Caso 3: Arritmia Sinusal Respiratória. Um cão saudável apresenta aceleração cardíaca na inspiração e lentidão na expiração. Fisiopatologia: Reflexo autônomo fisiológico desencadeado pela inibição vagal central durante a expansão torácica e aumento do retorno venoso (Reflexo de Bainbridge).
25 FAQs: Fisiologia Cardiovascular (Revisão Rápida)
1. Qual a função do Nodo Sinoatrial (SA)?
Atuar como marcapasso natural devido ao seu potencial de repouso instável e despolarização diastólica espontânea.
2. O que causa a despolarização rápida no músculo ventricular (Fase 0)?
Abertura abrupta de canais rápidos de Sódio (Na+).
3. O que causa a despolarização no Nodo SA e AV?
Abertura de canais lentos de Cálcio (Ca++) tipo L e tipo T.
4. Qual a importância do Platô (Fase 2)?
Garantir tempo prolongado de contração para ejeção efetiva, mediado pelo influxo de Cálcio.
5. O que representa a Onda P no ECG?
A despolarização do sincício atrial.
6. O que representa o Complexo QRS?
A despolarização dos ventrículos (e repolarização atrial oculta).

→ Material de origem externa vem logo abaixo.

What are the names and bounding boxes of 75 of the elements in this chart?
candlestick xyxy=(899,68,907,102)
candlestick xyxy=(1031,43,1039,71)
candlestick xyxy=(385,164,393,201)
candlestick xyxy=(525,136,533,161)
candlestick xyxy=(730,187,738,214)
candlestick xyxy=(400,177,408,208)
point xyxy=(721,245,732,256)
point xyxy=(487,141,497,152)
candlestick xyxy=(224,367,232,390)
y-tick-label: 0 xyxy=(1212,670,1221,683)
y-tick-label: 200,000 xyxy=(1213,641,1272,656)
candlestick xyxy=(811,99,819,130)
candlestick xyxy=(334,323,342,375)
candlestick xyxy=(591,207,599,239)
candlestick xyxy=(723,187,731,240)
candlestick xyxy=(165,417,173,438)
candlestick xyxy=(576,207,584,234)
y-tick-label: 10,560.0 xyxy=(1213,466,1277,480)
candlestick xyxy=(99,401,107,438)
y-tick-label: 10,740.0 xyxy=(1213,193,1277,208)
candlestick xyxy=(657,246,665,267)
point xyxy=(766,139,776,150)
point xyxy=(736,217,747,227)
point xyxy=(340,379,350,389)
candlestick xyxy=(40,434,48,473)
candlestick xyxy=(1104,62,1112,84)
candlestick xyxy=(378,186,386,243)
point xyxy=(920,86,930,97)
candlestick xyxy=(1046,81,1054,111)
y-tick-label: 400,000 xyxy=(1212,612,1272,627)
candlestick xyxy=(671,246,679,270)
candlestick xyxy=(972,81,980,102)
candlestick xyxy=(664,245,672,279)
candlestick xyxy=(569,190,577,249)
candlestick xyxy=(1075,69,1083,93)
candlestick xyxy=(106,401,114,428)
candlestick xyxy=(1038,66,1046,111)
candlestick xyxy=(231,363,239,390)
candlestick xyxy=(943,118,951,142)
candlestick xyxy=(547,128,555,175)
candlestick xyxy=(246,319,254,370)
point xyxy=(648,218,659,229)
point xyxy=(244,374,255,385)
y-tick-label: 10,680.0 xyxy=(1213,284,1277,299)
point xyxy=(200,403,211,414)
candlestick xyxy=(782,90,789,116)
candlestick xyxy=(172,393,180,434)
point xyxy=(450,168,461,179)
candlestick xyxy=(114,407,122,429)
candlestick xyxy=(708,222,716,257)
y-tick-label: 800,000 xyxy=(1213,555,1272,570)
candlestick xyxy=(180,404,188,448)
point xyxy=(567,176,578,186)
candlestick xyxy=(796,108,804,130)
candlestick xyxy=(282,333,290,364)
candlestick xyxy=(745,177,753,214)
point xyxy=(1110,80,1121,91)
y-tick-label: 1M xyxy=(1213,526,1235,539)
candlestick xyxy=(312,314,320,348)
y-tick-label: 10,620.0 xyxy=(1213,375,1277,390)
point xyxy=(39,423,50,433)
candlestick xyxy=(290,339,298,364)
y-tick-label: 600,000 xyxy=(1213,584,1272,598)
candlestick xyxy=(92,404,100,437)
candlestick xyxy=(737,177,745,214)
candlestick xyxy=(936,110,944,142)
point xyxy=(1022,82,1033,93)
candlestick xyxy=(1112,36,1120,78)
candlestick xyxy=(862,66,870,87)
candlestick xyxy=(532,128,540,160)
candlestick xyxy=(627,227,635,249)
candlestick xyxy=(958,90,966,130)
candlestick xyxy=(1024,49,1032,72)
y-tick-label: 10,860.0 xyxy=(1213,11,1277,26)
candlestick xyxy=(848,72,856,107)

7. O que representa a Onda T?
A repolarização ventricular.
8. O que gera a Primeira Bulha (B1)?
O fechamento das valvas atrioventriculares (Mitral e Tricúspide) no início da sístole.
9. O que gera a Segunda Bulha (B2)?
O fechamento das valvas semilunares (Aórtica e Pulmonar) no início da diástole.
10. O que são as bulhas B3 e B4 em equinos?
B3 é o enchimento ventricular rápido e B4 é a contração atrial. Ambas são frequentemente audíveis e fisiológicas em cavalos.
11. O que é Contração Isovolumétrica?
Fase em que os ventrículos contraem com todas as valvas fechadas, elevando a pressão sem mudança de volume.
12. O que enuncia a Lei de Frank-Starling?
Quanto maior o estiramento da fibra na diástole (pré-carga), maior a força de contração na sístole subsequente.
13. Como o Sistema Simpático afeta o coração?
Aumenta frequência e força de contração através da noradrenalina em receptores Beta-1.
14. Como o Parassimpático afeta o coração?
Reduz a frequência cardíaca via liberação de Acetilcolina em receptores muscarínicos M2 (nervo vago).
15. O que é Pré-carga?
O grau de tensão ou estiramento da parede ventricular no final da diástole (Volume diastólico final).
16. O que é Pós-carga?
A resistência vascular ou pressão que o ventrículo deve superar para ejetar o sangue.
17. Como calcular o Débito Cardíaco?
Volume Sistólico multiplicado pela Frequência Cardíaca (DC = VS x FC).
18. Qual a diferença das fibras de Purkinje em ungulados?
Elas penetram profundamente por toda a parede transmural do miocárdio, ao invés de serem apenas subendocárdicas como em cães e humanos.
19. O que é o reflexo barorreceptor?
Mecanismo neural rápido que detecta mudanças na pressão arterial (seio carotídeo) e ajusta o tônus autonômico.
20. O que é a incisura dicrótica?
Uma pequena elevação na pressão aórtica que ocorre logo após o fechamento da valva aórtica.
21. Como ocorre a repolarização (Fase 3)?
Através do fechamento dos canais de cálcio e abertura massiva de canais de Potássio (efluxo de K+).
22. O que são os discos intercalares?
Junções comunicantes (gap junctions) que permitem a propagação elétrica quase instantânea entre as células cardíacas.
23. Qual o íon mais crítico para o acoplamento excitação-contração?
O Cálcio (Ca++), pois induz a liberação de mais cálcio do retículo sarcoplasmático.
24. Qual o efeito da hipercalemia aguda no coração?
Despolariza o potencial de repouso, tornando o coração flácido, com arritmias severas e parada em diástole.
25. O que faz a bomba SERCA2a?
Recolhe o cálcio do citosol de volta para o retículo sarcoplasmático, permitindo o relaxamento ativo (lusitropismo).